E c’è un motivo per cui i fondi e le assicurazioni private non sono efficienti. I fondi sanitari devono gestire innumerevoli transazioni con organizzazioni e professionisti sanitari, aumentando l’impatto dei COSTI AMMINISTRATIVI e riducendo il value for money (si veda rapporto GIMBE, La Sanità Integrativa, 2019).Infatti, ciascun fondo deve negoziare, stipulare e rinnovare contratti, documentare le prestazioni coperte, tener conto di regolamenti e disposizioni, sottoporsi a specifici controlli, etc. I costi amministrativi generati dagli innumerevoli erogatori di prestazioni e assicurazioni superano il 25% della spesa totale e chi sostiene una riforma single payer stima un risparmio di oltre 500 miliardi di dollari. Anche un recente confronto tra 11 sistemi sanitari dimostra che nei paesi dove vigono sistemi assicurativi (USA, Svizzera), rispetto a quelli che dispongono di sistemi sanitari pubblici, i costi amministrativi sono molto più elevati e i medici devono dedicare molto più tempo ad attività amministrative.

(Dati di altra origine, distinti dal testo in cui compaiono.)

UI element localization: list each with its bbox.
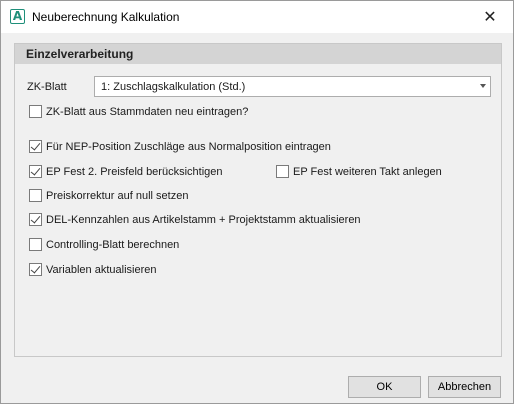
zk-blatt-selected-value: 1: Zuschlagskalkulation (Std.) — [101, 81, 246, 93]
checkbox-nep-zuschlaege[interactable]: Für NEP-Position Zuschläge aus Normalpos… — [29, 140, 331, 153]
checkbox-variablen[interactable]: Variablen aktualisieren — [29, 263, 156, 276]
dialog-window: A Neuberechnung Kalkulation ✕ Einzelvera… — [0, 0, 514, 404]
checkbox-box[interactable] — [29, 140, 42, 153]
checkbox-zk-blatt-neu[interactable]: ZK-Blatt aus Stammdaten neu eintragen? — [29, 105, 248, 118]
checkbox-label: Preiskorrektur auf null setzen — [46, 189, 189, 202]
checkbox-label: DEL-Kennzahlen aus Artikelstamm + Projek… — [46, 213, 361, 226]
zk-blatt-label: ZK-Blatt — [27, 81, 67, 93]
ok-button[interactable]: OK — [348, 376, 421, 398]
checkbox-box[interactable] — [276, 165, 289, 178]
checkbox-box[interactable] — [29, 213, 42, 226]
group-header: Einzelverarbeitung — [15, 44, 501, 64]
cancel-button[interactable]: Abbrechen — [428, 376, 501, 398]
checkbox-box[interactable] — [29, 263, 42, 276]
checkbox-box[interactable] — [29, 189, 42, 202]
checkbox-ep-fest-preisfeld[interactable]: EP Fest 2. Preisfeld berücksichtigen — [29, 165, 223, 178]
close-button[interactable]: ✕ — [467, 1, 513, 33]
checkbox-box[interactable] — [29, 105, 42, 118]
checkbox-label: EP Fest weiteren Takt anlegen — [293, 165, 442, 178]
title-bar: A Neuberechnung Kalkulation ✕ — [1, 1, 513, 33]
checkbox-label: Für NEP-Position Zuschläge aus Normalpos… — [46, 140, 331, 153]
checkbox-label: ZK-Blatt aus Stammdaten neu eintragen? — [46, 105, 249, 118]
checkbox-box[interactable] — [29, 238, 42, 251]
checkbox-del-kennzahlen[interactable]: DEL-Kennzahlen aus Artikelstamm + Projek… — [29, 213, 361, 226]
processing-group: Einzelverarbeitung ZK-Blatt 1: Zuschlags… — [14, 43, 502, 357]
window-title: Neuberechnung Kalkulation — [32, 10, 180, 24]
checkbox-label: Variablen aktualisieren — [46, 263, 157, 276]
checkbox-preiskorrektur[interactable]: Preiskorrektur auf null setzen — [29, 189, 188, 202]
zk-blatt-select[interactable]: 1: Zuschlagskalkulation (Std.) — [94, 76, 491, 97]
checkbox-label: Controlling-Blatt berechnen — [46, 238, 180, 251]
checkbox-ep-fest-takt[interactable]: EP Fest weiteren Takt anlegen — [276, 165, 442, 178]
chevron-down-icon — [480, 84, 486, 88]
app-logo-icon: A — [10, 9, 25, 24]
checkbox-controlling-blatt[interactable]: Controlling-Blatt berechnen — [29, 238, 179, 251]
checkbox-box[interactable] — [29, 165, 42, 178]
checkbox-label: EP Fest 2. Preisfeld berücksichtigen — [46, 165, 223, 178]
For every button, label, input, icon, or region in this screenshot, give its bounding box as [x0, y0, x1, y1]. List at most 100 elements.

Insomma, la vita umana messa in funzione della burocrazia di diversi tipi di capitalisti, che ne hanno bisogno per massimizzare al dettaglio i loro profitti con i diversi tipi di clienti. Ma questa è solo la punta dell’iceberg di un’America che si porta ancora dietro l’attitudine puritana dei suoi fondatori, per i quali l’ascetismo e sacrifici si accompagnavano alla condanna dell’ozio “improduttivo” e alla fede in un’armonia universale impossibile da sfidare (che sarebbe, oggi, il mercato).

Come notava Marx, in una comunità atomistica dove la relazione fra individui si compone nel momento dello scambio economico (essendo tutto il resto collettivismo e vizio ridondante) l’essere umano e il lavoratore sono visti solo in funzione del capitale che producono e per il quale lavorano. Ogni altro aspetto della loro vita è accettabile solo se messo in funzione di questo.Con tutto ciò che ne consegue nell’ignoranza delle esternalità negative di un tessuto sociale che polarizza la ricchezza, collassa al minimo attacco di sfiducia reciproca fra “atomi”, e non permette a tutti i nuovi nati di massimizzare le loro capacità.

L’alienazione economicistica degli USA è tutta qui: un Paese che si suicida nel nome del fatalismo intoccabile dello scambio commerciale individualistico che tutto risolve e niente può intaccare.Edulcorato, per quel che può servire, con l’illusione della democrazia formale.

Una democrazia che, notava già Tocqueville nel suo viaggio nei neonati Usa all’inizio dell’800, diventa paradossalmente il trionfo del conformismo e dell’individualismo: non si PARTECIPA dialetticamente al dibattito politico (i media sono piegati a poche visioni, a seconda del potere economico che li gestisce, e non esistono organizzazioni di classe o sindacali) e i singoli ATOMI possono al massimo scegliere da quale corrente farsi trasportare – in genere da quale delle due o tre correnti.

Situazione che, per quanto fosse leggermente in miglioramento all’inizio del secolo scorso, fu totalmente esacerbata fin dal periodo del maccartismo dagli anni ’50 in poi.

Uno dei maggiori motivi per cui negli Stati Uniti non cambierà mai nulla politicamente.